EE Branche Schleswig-Holstein: Osterpaket bringt Rückenwind - knappe Flächen limitierender Faktor
Kiel - Im Zuge der Energiewende soll die Stromerzeugung aus erneuerbaren Energie in Schleswig-Holstein bis 2025 auf rund 37 Terawattstunden (TWh) und auf Bundesebene bis 2030 auf 600 TWh ausgebaut werden.
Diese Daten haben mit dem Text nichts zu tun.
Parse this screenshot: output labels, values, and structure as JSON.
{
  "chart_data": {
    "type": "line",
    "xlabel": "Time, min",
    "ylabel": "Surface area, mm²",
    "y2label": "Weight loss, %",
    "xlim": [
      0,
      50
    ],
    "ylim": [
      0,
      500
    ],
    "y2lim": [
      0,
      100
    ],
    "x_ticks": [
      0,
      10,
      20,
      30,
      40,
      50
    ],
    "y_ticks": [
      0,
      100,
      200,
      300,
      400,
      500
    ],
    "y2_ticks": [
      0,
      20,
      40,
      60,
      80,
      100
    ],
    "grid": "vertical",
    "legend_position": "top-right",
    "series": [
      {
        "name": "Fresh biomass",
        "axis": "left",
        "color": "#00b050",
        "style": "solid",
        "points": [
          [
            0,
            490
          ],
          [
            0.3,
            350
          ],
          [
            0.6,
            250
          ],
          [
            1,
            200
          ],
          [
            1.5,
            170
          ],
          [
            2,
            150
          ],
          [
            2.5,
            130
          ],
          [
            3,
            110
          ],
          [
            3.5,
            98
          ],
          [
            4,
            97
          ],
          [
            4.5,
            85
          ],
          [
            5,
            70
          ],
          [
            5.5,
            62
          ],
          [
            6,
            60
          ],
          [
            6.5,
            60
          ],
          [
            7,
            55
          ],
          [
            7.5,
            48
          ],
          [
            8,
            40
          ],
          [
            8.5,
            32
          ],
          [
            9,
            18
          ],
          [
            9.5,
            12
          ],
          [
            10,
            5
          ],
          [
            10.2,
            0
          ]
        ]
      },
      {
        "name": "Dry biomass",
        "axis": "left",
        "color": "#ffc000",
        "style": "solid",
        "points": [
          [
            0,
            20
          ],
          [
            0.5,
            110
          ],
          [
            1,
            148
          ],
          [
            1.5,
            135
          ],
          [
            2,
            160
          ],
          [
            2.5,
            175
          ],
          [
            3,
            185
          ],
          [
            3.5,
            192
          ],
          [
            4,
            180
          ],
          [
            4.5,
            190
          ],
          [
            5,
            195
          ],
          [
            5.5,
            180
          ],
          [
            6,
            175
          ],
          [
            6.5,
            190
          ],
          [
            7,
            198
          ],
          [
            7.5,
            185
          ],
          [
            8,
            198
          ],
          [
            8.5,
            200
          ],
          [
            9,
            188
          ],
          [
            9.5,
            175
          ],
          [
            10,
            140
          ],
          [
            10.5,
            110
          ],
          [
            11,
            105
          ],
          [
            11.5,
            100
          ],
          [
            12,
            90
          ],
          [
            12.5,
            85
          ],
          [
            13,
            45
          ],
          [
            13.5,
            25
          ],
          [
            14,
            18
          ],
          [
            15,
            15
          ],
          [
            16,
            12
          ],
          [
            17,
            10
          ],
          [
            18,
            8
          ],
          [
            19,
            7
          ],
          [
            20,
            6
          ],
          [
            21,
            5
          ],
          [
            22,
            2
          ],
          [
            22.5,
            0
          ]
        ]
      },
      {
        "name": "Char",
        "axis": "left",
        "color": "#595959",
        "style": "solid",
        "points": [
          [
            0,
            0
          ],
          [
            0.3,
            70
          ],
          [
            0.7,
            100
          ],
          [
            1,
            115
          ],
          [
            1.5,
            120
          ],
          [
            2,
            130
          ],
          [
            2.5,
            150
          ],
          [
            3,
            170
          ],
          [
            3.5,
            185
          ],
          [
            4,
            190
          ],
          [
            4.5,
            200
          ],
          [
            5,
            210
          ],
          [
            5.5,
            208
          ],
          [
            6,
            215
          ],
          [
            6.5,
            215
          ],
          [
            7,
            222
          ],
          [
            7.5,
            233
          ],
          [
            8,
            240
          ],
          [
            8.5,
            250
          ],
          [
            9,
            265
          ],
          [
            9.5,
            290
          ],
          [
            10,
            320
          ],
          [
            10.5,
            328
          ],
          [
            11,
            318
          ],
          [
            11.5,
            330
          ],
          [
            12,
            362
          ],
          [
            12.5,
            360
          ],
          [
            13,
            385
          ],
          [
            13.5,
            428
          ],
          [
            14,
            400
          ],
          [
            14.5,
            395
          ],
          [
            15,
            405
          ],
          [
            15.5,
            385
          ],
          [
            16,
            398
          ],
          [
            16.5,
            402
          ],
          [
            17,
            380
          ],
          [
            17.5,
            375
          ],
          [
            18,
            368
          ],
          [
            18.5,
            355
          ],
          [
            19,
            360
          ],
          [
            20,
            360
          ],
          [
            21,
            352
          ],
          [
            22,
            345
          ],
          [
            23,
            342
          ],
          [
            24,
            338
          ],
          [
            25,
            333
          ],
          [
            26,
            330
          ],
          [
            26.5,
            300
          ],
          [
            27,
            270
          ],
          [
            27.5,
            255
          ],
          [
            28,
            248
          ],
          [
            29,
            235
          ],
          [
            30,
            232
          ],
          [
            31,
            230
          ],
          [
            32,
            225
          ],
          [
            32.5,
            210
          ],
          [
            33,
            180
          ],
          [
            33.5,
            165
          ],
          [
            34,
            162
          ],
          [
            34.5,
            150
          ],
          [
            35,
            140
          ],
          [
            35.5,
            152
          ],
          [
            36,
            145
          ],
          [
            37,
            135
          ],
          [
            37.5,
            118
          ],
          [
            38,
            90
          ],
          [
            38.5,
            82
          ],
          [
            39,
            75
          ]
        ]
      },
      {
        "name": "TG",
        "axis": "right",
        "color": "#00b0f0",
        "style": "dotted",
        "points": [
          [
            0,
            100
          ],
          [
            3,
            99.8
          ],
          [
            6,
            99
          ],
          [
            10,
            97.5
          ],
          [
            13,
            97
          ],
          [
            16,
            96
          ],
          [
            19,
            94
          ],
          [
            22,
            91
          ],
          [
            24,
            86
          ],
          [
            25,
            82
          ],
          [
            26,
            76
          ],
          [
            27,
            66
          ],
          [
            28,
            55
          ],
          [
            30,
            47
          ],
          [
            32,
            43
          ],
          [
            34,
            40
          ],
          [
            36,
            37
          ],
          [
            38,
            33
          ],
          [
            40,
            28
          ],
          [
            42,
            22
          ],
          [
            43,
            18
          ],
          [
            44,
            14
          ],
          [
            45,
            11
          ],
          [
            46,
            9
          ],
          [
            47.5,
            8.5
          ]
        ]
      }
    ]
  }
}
Im Fokus des EE-Community-Treffens, einem Netzwerktreffen der Erneuerbare-Energien-Branche in Schleswig-Holstein, standen mit den Themenkomplexen Flächen, Rohstoffe und Fachkräfte die limitierenden Faktoren für die Erreichung dieser Ziele. Eingeladen zu dem Treffen in die Kieler Wunderino-Arena hatten der Landesverband Erneuerbare Energien Schleswig-Holstein (LEE SH) und die Netzwerkagentur Erneuerbare Energien Schleswig-Holstein (EE.SH).
Auf dem Podium vor 60 Gästen aus der Branche sprachen die Staatssekretäre des Energiewendeministeriums und des Wirtschaftsministeriums im nördlichsten Bundesland, Tobias Goldschmidt (Grüne) und Dr. Thilo Rohlfs (FDP) sowie LEE SH-Geschäftsführer Marcus Hrach und EE.SH-Projektleiter Peter Grosse.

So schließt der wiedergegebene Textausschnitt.